Upon receipt of such forms, they shall be signed by the Warden,
U.S. Department of Justice, Federal Bureau of Prisons, Federal
Medical Center, Fort Worth, Texas, and shall be posted and
maintained for 60 consecutive days thereafter, in conspicuous
places, including all bulletin boards and other places where
notices to employees are customarily posted. Reasonable steps shall
be taken to ensure that such Notices are not altered, defaced, or
covered by any other material.
(c) Pursuant to section 2423.41(e) of the
Authority's Rules and Regulations, notify the Regional Director,
Dallas Regional Office, Federal Labor Relations Authority, in
writing, within 30 days from the date of this Order, as to what
steps have been taken to comply.
Issued, Washington, DC, June 29, 2000.
_____________________
ELI NASH, JR.
Administrative Law Judge
NOTICE TO ALL EMPLOYEES
POSTED BY ORDER OF THE
FEDERAL LABOR RELATIONS AUTHORITY
The Federal Labor Relations Authority has found that the U.S.
Department of Justice, Federal Bureau of Prisons, Federal Medical
Center, Fort Worth, Texas, violated the Federal Service
Labor-Management Relations Statute, and has ordered us to post and
abide by this Notice.
WE HEREBY NOTIFY OUR EMPLOYEES THAT:
WE WILL NOT interfere with, restrain, or coerce our employees by
disciplining Patrick Showalter or any other representative of the
American Federation of Government Employees, Local 1298, the
exclusive representative of our employees, for activity protected
by the Federal Service Labor-Management Relations Statute.
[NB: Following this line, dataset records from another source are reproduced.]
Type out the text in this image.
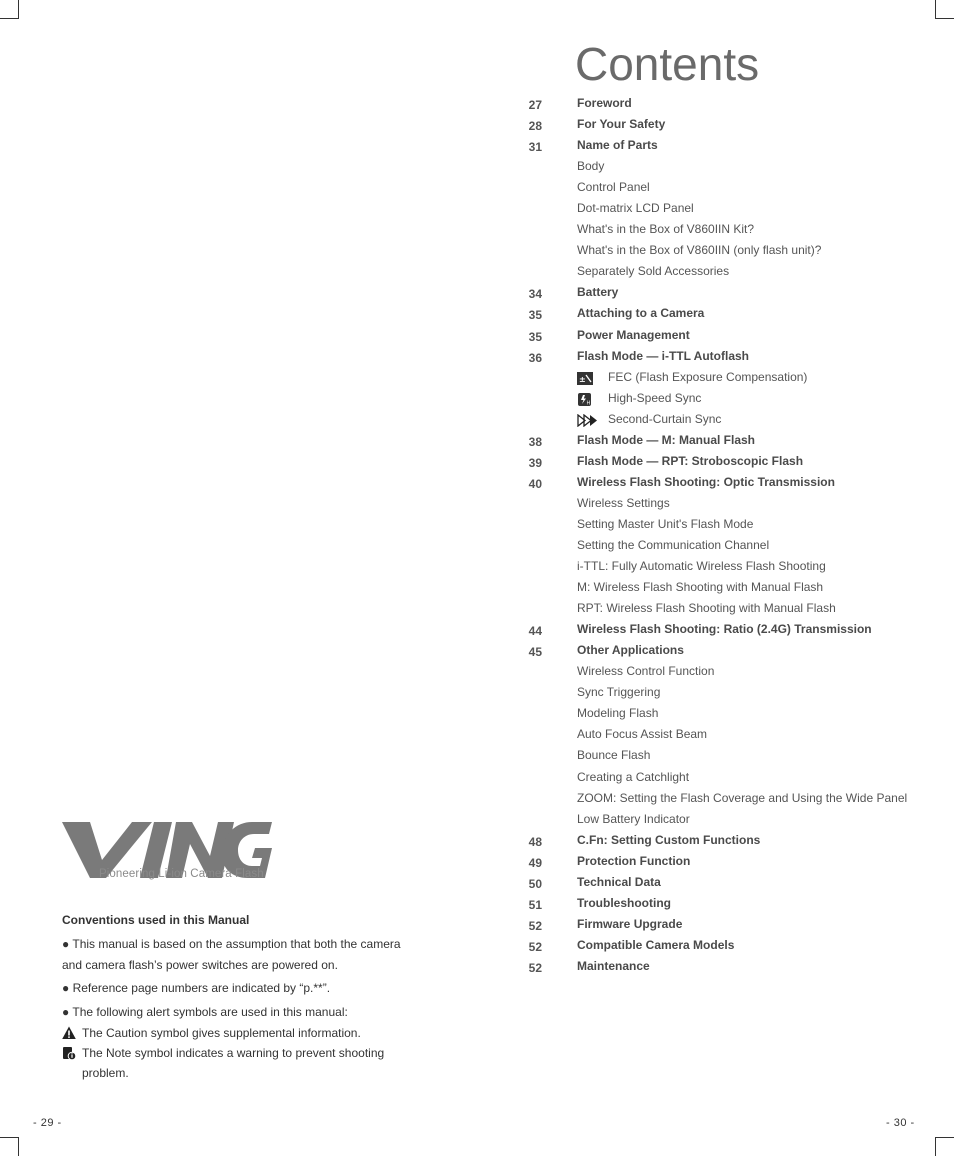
Pioneering Li-ion Camera Flash
Conventions used in this Manual

● This manual is based on the assumption that both the camera and camera flash’s power switches are powered on.

● Reference page numbers are indicated by “p.**”.

● The following alert symbols are used in this manual:

The Caution symbol gives supplemental information.
The Note symbol indicates a warning to prevent shooting problem.
- 29 -	- 30 -
Contents
27	Foreword
28	For Your Safety
31	Name of Parts
Body
Control Panel
Dot-matrix LCD Panel
What's in the Box of V860IIN Kit?
What's in the Box of V860IIN (only flash unit)?
Separately Sold Accessories
34	Battery
35	Attaching to a Camera
35	Power Management
36	Flash Mode — i-TTL Autoflash
± FEC (Flash Exposure Compensation)
H High-Speed Sync
Second-Curtain Sync
38	Flash Mode — M: Manual Flash
39	Flash Mode — RPT: Stroboscopic Flash
40	Wireless Flash Shooting: Optic Transmission
Wireless Settings
Setting Master Unit's Flash Mode
Setting the Communication Channel
i-TTL: Fully Automatic Wireless Flash Shooting
M: Wireless Flash Shooting with Manual Flash
RPT: Wireless Flash Shooting with Manual Flash
44	Wireless Flash Shooting: Ratio (2.4G) Transmission
45	Other Applications
Wireless Control Function
Sync Triggering
Modeling Flash
Auto Focus Assist Beam
Bounce Flash
Creating a Catchlight
ZOOM: Setting the Flash Coverage and Using the Wide Panel
Low Battery Indicator
48	C.Fn: Setting Custom Functions
49	Protection Function
50	Technical Data
51	Troubleshooting
52	Firmware Upgrade
52	Compatible Camera Models
52	Maintenance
WE WILL NOT, in any like or related manner, interfere with,
restrain, or coerce our employees in the exercise of their rights
assured by the Federal Service Labor-Management Relations
Statute.
WE WILL expunge from our files all records of, and references
to, the 3-day suspension given to Patrick Showalter and make him
whole by reimbursing him for all losses he incurred as a result of
the 3-day suspension, including backpay with interest, and any
other benefits lost due to the suspension.
_____________________________________
(Respondent/Agency)
Dated:_______________ By:_____________________________________
(Signature) (Warden)
This Notice must remain posted for 60 consecutive days from the
date of posting and must not be altered, defaced, or covered by any
other material.
If employees have any questions concerning this Notice or
compliance with its provisions, they may communicate directly with
the Regional Director, Dallas Regional Office, whose address is:
525 Griffin Street, Suite 926, Dallas, TX 75202 and whose telephone
number is: (214)767-4996.
1. Although this case was consolidated for hearing with Case No. DA-CA-90712, the parties decided to sever the cases for a separate decision. Therefore, a separate decision will be issued in DA-CA-90711, today.